The US and UK on Tuesday outlined a shared vision for stablecoin regulation, pledging closer cooperation to support their use in cross-border payments and capital markets.
They also discussed promoting innovation, financial stability and consumer protection.
In a joint statement released by the Transatlantic Future Markets Working Group, both governments expressed their intention to align their evolving stablecoin regulatory regimes where appropriate, providing businesses with greater clarity and confidence to expand digital financial services in both markets.
The statement stated that both countries view stablecoins as an important driver of innovation in digital money and will support their secure use in cross-border payments, settlements, and tokenized financial markets. The parties also supported the coexistence of various forms of digital money, including regulated stablecoins and tokenized bank deposits. The US and UK committed to establishing clear, consistent, and risk-based regulatory and supervisory frameworks, avoiding rules that unnecessarily fragment markets or hinder cross-border competition. They also emphasized that reserve requirements and prudential standards should be proportionate to risks and not create excessive barriers to entry.
Both governments reaffirmed that stablecoins, positioned as money, should be fully backed by high-quality liquid assets at a ratio of at least one to one.

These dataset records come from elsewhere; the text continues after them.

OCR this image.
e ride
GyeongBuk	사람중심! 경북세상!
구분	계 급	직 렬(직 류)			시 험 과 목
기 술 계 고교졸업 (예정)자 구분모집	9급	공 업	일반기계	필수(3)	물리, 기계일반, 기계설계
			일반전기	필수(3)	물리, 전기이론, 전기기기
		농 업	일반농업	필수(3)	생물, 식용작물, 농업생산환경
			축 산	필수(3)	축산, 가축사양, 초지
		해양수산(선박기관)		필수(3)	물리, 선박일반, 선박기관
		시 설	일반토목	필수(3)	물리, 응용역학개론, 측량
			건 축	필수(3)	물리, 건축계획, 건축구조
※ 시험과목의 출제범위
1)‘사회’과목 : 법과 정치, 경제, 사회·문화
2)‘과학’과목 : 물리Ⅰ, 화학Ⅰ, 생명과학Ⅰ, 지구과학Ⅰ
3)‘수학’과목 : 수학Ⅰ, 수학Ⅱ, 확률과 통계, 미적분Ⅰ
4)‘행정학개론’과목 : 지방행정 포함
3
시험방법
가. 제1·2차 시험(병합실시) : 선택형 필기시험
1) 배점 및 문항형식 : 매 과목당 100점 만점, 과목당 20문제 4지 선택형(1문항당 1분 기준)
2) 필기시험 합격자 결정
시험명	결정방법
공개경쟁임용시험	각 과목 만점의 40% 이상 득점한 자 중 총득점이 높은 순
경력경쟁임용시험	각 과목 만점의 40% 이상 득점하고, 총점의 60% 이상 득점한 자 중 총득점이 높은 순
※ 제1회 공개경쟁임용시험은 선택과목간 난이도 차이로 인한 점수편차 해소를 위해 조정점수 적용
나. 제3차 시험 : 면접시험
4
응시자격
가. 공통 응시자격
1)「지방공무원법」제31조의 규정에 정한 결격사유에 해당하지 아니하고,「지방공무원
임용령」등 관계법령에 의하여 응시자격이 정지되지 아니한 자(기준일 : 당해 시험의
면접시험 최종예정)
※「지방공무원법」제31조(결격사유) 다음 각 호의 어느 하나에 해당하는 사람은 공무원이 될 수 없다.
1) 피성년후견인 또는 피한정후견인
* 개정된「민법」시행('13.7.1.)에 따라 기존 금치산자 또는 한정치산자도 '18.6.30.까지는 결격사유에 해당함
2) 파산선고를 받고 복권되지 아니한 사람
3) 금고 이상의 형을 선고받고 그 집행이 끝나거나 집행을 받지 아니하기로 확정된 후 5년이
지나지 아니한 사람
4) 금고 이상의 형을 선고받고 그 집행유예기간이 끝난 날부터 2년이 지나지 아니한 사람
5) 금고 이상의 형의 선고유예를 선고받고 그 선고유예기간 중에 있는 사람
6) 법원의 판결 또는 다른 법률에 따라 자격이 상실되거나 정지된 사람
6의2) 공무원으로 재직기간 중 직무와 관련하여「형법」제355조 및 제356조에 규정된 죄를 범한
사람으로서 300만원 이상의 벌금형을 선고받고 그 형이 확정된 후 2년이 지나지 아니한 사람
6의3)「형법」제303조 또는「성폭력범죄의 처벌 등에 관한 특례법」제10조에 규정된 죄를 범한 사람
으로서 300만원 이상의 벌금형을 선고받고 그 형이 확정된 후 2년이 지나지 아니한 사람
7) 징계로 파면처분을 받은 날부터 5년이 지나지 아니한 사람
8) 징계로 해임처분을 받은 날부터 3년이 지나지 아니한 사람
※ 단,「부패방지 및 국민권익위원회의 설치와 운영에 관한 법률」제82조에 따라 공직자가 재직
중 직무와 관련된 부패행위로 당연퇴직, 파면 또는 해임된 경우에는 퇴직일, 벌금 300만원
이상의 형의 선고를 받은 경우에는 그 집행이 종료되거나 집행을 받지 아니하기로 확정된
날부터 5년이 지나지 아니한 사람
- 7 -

The parties also committed to strict standards for reserve segregation, asset custody, and timely redemption, as well as to providing clear legal guarantees for stablecoin holders in the event of issuer insolvency. Looking ahead, the US and UK have stated their intention to explore formal mechanisms that could allow stablecoins issued in one jurisdiction to access the other's market—subject to each party's laws and regulatory processes—as part of a broader effort to strengthen transatlantic integration in digital finance.